Static JSON only (no query API). Same files for automation and humans. CC BY 4.0 — attribute ComputeNav when redistributing.
Quick start
Load in order:
- llms.txt — short machine-oriented overview.
-
index.json— version, endpoints, license,generated_at. -
models.json—meta+entries(one object per hosted offer). -
site_news.json— optional curated outbound links for the Models News card (items[]withtitle,url,source,date,summary,keywords[]). -
models_catalog.json— mirror ofmodels_catalog.csv(includes optionalmodel_introper model for Models). -
indicators.json— manually curated proxy metrics for AI compute supply/demand (used by Indicators). -
firms_prices.json— daily/delayed public-company market snapshot for Firms; informational only, not investment advice.
Use source_url on each entry to answer “where did this price come from?”. All figures are
indicative; confirm with the provider before buying or relying on SLAs.
Task Weigh — describe a workload, estimate tokens (Claude Haiku 4.5 via a small proxy),
and compare indicative provider costs using the same models.json data.
index.json
version 2: includes shards (paths to per-modality JSON) and
totals.n_entries / totals.by_shard.

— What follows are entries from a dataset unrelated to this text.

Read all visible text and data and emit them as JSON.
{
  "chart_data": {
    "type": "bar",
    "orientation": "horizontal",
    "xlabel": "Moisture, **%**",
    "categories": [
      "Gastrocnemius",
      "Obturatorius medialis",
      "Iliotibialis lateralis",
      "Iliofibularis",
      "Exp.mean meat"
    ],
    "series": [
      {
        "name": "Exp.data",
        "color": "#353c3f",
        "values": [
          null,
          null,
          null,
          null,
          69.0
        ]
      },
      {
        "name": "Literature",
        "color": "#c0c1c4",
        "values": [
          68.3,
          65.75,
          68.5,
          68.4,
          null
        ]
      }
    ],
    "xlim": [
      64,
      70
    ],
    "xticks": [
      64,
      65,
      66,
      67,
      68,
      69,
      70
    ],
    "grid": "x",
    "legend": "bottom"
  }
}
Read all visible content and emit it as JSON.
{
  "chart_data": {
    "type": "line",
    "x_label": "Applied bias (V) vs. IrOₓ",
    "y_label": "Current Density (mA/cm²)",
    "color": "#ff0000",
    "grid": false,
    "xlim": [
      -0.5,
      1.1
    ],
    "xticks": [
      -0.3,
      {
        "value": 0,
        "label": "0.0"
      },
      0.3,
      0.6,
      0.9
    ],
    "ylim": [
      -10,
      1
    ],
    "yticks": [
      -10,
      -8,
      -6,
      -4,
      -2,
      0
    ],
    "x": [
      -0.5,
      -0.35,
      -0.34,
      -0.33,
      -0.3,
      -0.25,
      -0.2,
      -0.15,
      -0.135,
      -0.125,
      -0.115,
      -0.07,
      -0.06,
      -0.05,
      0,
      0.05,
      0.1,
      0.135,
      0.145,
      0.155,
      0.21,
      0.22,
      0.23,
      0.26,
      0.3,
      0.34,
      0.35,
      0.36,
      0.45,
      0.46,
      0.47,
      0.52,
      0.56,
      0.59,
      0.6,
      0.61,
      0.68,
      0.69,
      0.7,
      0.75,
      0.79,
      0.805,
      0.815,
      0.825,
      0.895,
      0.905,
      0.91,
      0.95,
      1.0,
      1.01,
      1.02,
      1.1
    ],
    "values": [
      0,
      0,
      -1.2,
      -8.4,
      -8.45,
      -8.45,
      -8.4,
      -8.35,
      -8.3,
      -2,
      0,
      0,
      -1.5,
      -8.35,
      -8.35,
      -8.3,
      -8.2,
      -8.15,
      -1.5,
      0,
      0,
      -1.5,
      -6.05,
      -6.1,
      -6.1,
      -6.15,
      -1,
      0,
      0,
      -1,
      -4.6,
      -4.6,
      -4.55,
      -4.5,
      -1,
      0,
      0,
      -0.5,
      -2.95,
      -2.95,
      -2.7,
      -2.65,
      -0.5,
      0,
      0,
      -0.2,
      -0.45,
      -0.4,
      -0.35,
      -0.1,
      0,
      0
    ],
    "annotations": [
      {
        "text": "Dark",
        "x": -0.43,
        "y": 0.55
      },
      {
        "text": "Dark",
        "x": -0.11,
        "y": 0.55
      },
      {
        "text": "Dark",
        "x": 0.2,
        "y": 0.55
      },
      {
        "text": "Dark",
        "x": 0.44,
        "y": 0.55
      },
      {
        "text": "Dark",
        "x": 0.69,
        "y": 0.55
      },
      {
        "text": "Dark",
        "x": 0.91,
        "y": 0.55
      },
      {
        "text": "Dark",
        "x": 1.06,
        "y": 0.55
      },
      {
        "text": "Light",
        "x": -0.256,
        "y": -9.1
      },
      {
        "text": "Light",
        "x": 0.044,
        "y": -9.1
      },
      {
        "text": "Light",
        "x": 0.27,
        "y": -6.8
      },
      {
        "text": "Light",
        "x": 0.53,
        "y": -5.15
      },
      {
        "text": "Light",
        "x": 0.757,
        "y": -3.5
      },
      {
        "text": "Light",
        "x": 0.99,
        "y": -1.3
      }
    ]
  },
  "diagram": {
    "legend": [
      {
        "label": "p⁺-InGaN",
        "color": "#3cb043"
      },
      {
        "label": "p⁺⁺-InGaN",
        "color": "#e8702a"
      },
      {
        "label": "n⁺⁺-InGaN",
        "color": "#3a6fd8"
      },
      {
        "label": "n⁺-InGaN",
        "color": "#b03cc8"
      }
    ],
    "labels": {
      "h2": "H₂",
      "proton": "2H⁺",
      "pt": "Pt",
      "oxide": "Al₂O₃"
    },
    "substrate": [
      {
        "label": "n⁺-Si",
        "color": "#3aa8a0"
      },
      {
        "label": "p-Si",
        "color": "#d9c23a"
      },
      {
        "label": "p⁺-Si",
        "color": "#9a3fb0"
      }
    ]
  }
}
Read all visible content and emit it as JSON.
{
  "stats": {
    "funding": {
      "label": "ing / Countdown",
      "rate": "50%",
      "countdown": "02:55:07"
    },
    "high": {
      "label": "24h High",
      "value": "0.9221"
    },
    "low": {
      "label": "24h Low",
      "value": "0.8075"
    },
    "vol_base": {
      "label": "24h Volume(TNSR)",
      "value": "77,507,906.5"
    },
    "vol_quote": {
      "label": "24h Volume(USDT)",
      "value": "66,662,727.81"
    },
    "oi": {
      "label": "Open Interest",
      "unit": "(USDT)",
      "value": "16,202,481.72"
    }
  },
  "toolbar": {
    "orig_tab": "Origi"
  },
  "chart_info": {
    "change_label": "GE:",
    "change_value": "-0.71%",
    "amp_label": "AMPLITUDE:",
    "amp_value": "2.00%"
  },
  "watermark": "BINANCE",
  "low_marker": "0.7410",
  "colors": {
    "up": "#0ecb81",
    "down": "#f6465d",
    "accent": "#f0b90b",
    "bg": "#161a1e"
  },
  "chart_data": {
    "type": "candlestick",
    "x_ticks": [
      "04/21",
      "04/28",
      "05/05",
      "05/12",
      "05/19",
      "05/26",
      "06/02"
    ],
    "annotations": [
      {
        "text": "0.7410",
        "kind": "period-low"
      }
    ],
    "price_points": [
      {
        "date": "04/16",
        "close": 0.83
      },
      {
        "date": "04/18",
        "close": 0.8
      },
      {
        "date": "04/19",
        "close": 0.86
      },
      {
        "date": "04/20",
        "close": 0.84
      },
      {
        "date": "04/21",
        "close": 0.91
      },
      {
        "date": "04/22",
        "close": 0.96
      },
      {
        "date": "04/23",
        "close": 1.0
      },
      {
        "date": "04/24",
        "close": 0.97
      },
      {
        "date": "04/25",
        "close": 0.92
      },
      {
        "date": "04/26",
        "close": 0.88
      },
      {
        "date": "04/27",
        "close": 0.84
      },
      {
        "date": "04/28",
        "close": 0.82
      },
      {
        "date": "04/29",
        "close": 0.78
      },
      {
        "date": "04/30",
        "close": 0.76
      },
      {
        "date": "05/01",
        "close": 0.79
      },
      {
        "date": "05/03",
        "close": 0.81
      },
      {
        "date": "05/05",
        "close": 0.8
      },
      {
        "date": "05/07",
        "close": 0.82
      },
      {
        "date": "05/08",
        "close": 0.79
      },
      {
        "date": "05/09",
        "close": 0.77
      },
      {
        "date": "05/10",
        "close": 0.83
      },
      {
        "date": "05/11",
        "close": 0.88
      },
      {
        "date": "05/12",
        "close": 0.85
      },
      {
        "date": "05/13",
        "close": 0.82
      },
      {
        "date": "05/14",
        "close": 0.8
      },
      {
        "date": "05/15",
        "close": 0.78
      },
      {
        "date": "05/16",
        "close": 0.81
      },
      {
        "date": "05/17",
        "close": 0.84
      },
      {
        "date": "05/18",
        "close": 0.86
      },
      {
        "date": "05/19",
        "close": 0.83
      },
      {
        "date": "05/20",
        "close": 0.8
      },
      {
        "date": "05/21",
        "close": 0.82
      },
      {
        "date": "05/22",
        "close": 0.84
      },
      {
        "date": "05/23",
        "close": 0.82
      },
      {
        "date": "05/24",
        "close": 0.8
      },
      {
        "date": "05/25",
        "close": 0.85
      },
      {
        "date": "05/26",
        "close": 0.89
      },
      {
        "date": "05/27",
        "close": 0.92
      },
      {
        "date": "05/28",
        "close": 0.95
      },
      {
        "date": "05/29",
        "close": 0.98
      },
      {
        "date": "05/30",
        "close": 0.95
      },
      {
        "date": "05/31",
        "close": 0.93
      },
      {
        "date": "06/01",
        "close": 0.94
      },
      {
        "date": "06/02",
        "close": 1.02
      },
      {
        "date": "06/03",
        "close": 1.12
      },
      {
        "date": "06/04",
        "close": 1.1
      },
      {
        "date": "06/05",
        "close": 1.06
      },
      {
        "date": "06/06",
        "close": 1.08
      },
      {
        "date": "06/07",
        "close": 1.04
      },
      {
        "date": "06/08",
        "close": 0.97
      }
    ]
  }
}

Legacy clients can still use
endpoints.models → models.json (chat / text panel). Empty shards:
image_models.json,
video_models.json,
embedding_models.json.
Also: endpoints (including indicators → indicators.json), note, documentation, gcpi,
license, generated_at.
models.json shape
{
"meta": {
"generated_at": "…",
"methodology_version": "0.2.0",
"snapshot_date": "YYYY-MM-DD",
"n_entries": 0,
"n_providers": 0,
"source": "computenav.com",
"license": "CC BY 4.0"
},
"entries": [ { … }, … ]
}
Each entries item = one row in the panel (one offer).
Entry fields (per offer)
| Field | Meaning |
|---|---|
model_label |
Human-readable model name from the provider. |
model_id |
Provider-specific id or slug. |
model_developer |
Organization that released the weights (e.g. Meta, OpenAI). |
model_release_date |
Public release date YYYY-MM-DD (curated). |
model_parameters |
Stated parameter scale (e.g. 70B, 671B) or —. |
capability_score / capability_metric |
Optional capability signal: numeric capability_score plus
capability_metric = lmsys_elo (Chatbot Arena Elo),
mmlu, humaneval, mt_bench, composite, or
other. Do not rank across different metrics as if they were one scale.
|
quantization_precision |
Quantization precision for served weights (e.g. FP16/BF16 (typical), Not disclosed). |
model_type |
Lowercase tags, comma-separated: chat, vision, reasoning,
image, video, audio, etc.
|
model_source |
open | closed | unknown (weights availability). |
compute_provider / provider |
Host / API vendor (same value twice for compatibility). |
price_per_1m_input / price_per_1m_output |
USD per 1M tokens (numbers). |
price_blended |
Default table sort is model_release_date descending (newest models first); click column headers to re-sort. |
modality / pricing_unit |
modality: chat | image | video | embedding.
pricing_unit: e.g. per_1m_tokens, per_image, per_second.
|
price_usd_per_image |
Image rows: USD per image (empty for other modalities). |
price_usd_per_video_second |
Video rows: USD per second of output (empty elsewhere). |
price_usd_per_1m_embedding_input |
Embedding rows: USD per 1M input tokens (empty elsewhere). |
latency_ms / throughput_tps |
Indicative performance (not live benchmarks). |
context_window |
Max context in tokens. |
openai_compatible |
Boolean — OpenAI-style chat/completions on api_base_url. |
endpoint |
Primary product or vendor URL. |
api_base_url |
OpenAI-compatible API base if applicable. |
developer_website / provider_website |
Official sites for model author and host. |
region |
Hosting geography (lowercase): us, eu, asia, uk,
global, or ISO 3166-1 alpha-2 (e.g. de, jp).
|
geo_fencing |
Short geographic fence / residency tag (summary; verify with vendor). |
data_privacy_no_train |
Data privacy and training policy — curated note; always confirm vendor terms. |
source_url |
Pricing source for verification. |
fetched_at / source / price_snapshot_date |
Row lineage and snapshot date. |
status |
healthy | degraded | etc. |
Example: fetch in JavaScript
const base = new URL("../api/v1/", window.location.href);
const res = await fetch(new URL("models.json", base));
const { meta, entries } = await res.json();
const openCheap = entries
.filter((e) => e.model_source === "open")
.sort((a, b) => a.price_blended - b.price_blended)[0];
Filtering & ranking
Public shards omit rows with status of pending, down, or
error (they remain in the curated CSV for audit). Sort and filter
entries in your code for other needs. The public site applies its own client-side keyword
logic for search; you can mirror that behavior or implement your own.